Más rápido, más alto, más fuerte, más nazi
¿Podía Hitler presumir de una saltadora judía mientras perseguía a millones de ellos?
En junio de 1936, la atleta judía Gretel Bergmann igualó el récord alemán de salto de altura en el estadio Adolf Hitler de Berlín. De este modo conseguía plaza para competir en los Juegos Olímpicos de Berlín, que se disputaban un mes después. ¿Podía una judía colgarse la medalla de oro representando a la Alemania nazi? ¿Podía Hitler presumir de una saltadora judía mientras perseguía a millones de ellos?
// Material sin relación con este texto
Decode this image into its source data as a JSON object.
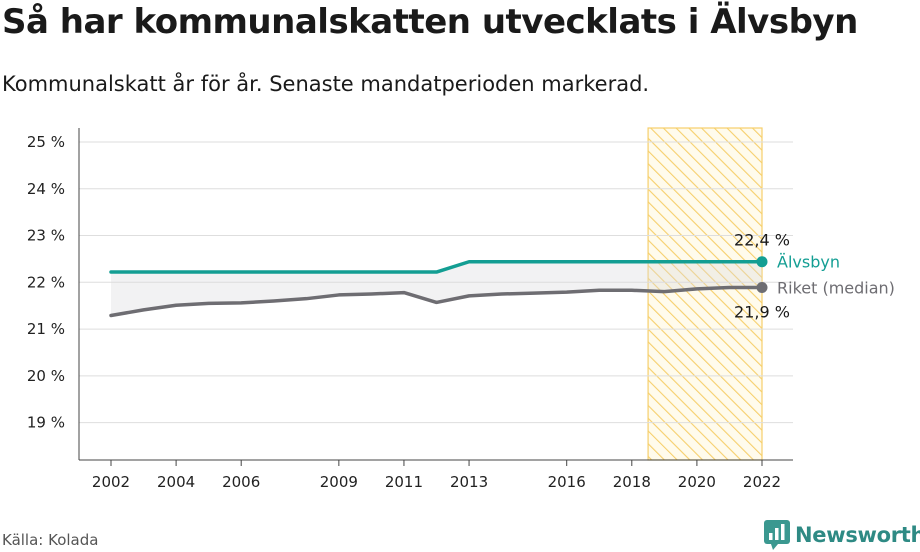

Berlín 36 se proyectó como el escaparate del gran bazar nacionalsocialista para exhibir ante el planeta entero las condiciones de la raza aria. Había que ser más rápido, más alto, más fuerte y más nazi que nadie. Se extendieron vatios mitos a posteriori. Uno fue que Hitler salió humillado del acontecimiento por la cantidad de medallas cosechadas por atletas negros, pero lo cierto es que los resultados de Alemania fueron excepcionales y Hitler se tiró semanas alardeando en sus discursos. La leyenda más recurrente es que el dictador nazi se negó a saludar a Jesse Owens, atleta de raza negra y gran triunfador de los Juegos; Hitler, en realidad, sólo saludó a los ganadores en la jornada inaugural, y Owens, en un retorcido giro del destino, contó en sus memorias que quien no le dio la mano fue su presidente, Franklin D. Roosevelt, enfrascado en una campaña electoral en la que necesitaba como nunca el voto del sur racista.
Bergmann era, cuando se avecinaban los Juegos de su país, la estrella mundial del salto de altura. Pero no entrenaba en su país, Alemania, sino en Inglaterra, a donde huyó escapando de la caza del Tercer Reich. “Hubo un tiempo en que Gretel Bergmann se creyó alemana”, escribió en su obituario, hace un año, el periodista Jan Martínez Ahrens. Efectivamente, lo fue. Y no una alemana cualquiera, sino la alemana que saltaba más alto. ¿Servía de algo? No cuando llegó Hitler al poder y desencadenó el odio; fue, debido a su origen, expulsada de su club de atletismo y apestada a todos los niveles: quien se acercase a la campeona, como quien se acercase a cualquier judío, era sospechoso y susceptible de represalias. Bergmann huyó a Londres, donde siguió entrenando, y de repente llegó a sus oídos la promesa de un milagro. Estados Unidos estaba dispuesto a boicotear los Juegos si el Reich alemán no demostraba que el antisemitismo del que se le acusaba era falso. Así fue como la judía Gretel Bergmann fue seducida por los nazis; competiría en los Juegos, ganaría una medalla, sería el orgullo de la Gran Alemania.
¿Se lo creyó? Regresó y cumplió el requisito, superar la marca mínima. Fue cuando hizo el salto que igualaba el récord alemán. Los nazis pasaron esa marca por alto. Las leyes y la propaganda vendían la raza judía como algo inferior y había una judía saltando más que cualquier ario. Lo que faltaba. Hitler esperó a que la delegación estadounidense estuviese en pleno vuelo a Berlín para anunciar que Bergmann estaba excluida. Volvió a marcharse de Alemania, esta vez para Estados Unidos, donde siguió saltando mientras hacía camas de hotel, barría pasillos y cosechaba medallas. Murió a los 103 años. Lloró hasta el final de sus días cada vez que veía una prueba de atletismo en la televisión. “Por lo que pude haber sido y no fui", dijo. El régimen nazi la sustituyó por un hombre, Heinrich Ratjen, que se tuvo que hacer pasar por una mujer llamada Dora. Quedó cuarto. Le pidieron explicaciones por su bigote y explicó que era una extraña forma de hermafroditismo. Los nazis le acabaron arrestando por travesti. Fue acusado de traicionar al mismo Reich que le obligó a cambiar de sexo. "Yo siempre he sido hombre", dijo años después.